Li Squacqualacchiun e Sagra delle Tomacelle 2020

ID Evento 147829

Informazioni

Data Inizio
25-01-2020

Data Fine
25-01-2020

Categoria
Sagre ed Eventi Enogastronomici

Telefono
0827 51005

Sito Web
Visita il sito

Indirizzo
centro storico di Teora (AV)

Orario
vedi programma

Ingresso
libero

Descrizione

Come ogni anno si rinnova a Teora (Avellino) l’appuntamento con i tradizionali Squacqualacchiun, maschere che girano per il paese con dei bastoni causando un rumore cupo di campanacci disturbando i passanti con lazzi e gesti un po’ “spinti”, rumoreggiando per i rioni del paese e scomparendo nei vicoli dello stesso. La tradizione che da avvio al carnevale prende il nome da questi uomini camuffati che si aggirano all’interno di Teora senza un preciso significato: sembrerebbe un appellativo dato dalla gente per schernirli. Il termine Squacqualacchiun potrebbe infatti derivare dalla voce dialettale squacquarat che significa trasandato. La loro origine si ricollega ad usi pre-cristiani. Gli Squacqualacchiun ricordano riti ripercorrenti la mitologia dei Baccanali oltre al culto di Dioniso o di altre divinità dei boschi. Essi rappresentano il vivere, un momento di ebbrezza, di gioia, di evasione, di libertà.
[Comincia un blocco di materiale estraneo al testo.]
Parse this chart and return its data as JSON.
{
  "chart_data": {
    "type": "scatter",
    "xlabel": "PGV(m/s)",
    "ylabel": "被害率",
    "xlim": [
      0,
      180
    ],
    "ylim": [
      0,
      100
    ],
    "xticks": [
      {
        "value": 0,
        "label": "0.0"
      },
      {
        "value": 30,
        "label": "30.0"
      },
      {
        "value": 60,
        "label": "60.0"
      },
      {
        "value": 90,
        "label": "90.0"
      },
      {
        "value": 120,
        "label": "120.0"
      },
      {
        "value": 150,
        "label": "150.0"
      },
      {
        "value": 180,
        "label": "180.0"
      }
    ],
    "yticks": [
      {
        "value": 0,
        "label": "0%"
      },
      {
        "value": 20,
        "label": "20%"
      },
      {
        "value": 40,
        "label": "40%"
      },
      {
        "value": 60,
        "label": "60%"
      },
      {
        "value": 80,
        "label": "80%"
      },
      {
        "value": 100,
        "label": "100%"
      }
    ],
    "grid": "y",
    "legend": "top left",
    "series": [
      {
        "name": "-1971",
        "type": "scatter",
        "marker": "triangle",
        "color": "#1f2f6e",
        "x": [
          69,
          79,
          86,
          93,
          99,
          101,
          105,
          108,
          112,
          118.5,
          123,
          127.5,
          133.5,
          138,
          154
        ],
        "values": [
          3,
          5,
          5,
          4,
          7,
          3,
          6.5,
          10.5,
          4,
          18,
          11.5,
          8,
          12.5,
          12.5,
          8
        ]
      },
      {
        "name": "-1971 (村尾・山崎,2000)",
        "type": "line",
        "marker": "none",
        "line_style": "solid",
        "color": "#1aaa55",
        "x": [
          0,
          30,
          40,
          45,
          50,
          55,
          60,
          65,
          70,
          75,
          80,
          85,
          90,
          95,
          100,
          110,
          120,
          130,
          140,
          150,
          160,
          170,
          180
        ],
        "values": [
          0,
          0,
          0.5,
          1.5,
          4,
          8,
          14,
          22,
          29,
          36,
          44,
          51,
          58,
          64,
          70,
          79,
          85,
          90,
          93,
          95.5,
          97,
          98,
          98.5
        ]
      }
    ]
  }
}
Queste figure antiche, primitive e grottesche si ripropongono nella “mascherata di Sant’Antuono” (17 gennaio) registrate ormai dalla memoria o dalla tradizione locale. Il loro costume simile a i Mamuthones sardi, sono l’emblema del mondo del sotto sopra, ed è composto da un sacco di tela con una giacca stinta e a rovescio ed il loro viso è coperto da un cappuccio a guisa di maschera che lascia intravedere solo gli occhi. Lo strumento principale è un bastone, dove sopra sono attaccati rami di aghi di pino che li usano per i loro riti e per colpire di sfortuna coloro che non esaudiranno i loro voleri. Nel bel mezzo del paese, gli Squacqualacchiun improvvisano una danza intorno a “lu pagliar” (falò) ed intorno alla fontana principale compiendo il loro rito magico.  In occasione della Festa è organizzata anche la Sagra delle Tomacelle, pietanza tipica locale simili a polpette con base di frattaglie di maiale, rafano – un erba essenziale dal sapore simile a quello della senape – e formaggio grattugiato. La tomacella può essere fatta alla griglia o bollita accompagnata da patate e peperoni e l’immancabile bicchiere di vino. Non mancheranno stand gastronomici, spettacolo del fuoco e il tradizionale volo dello squacqualacchion infuocato.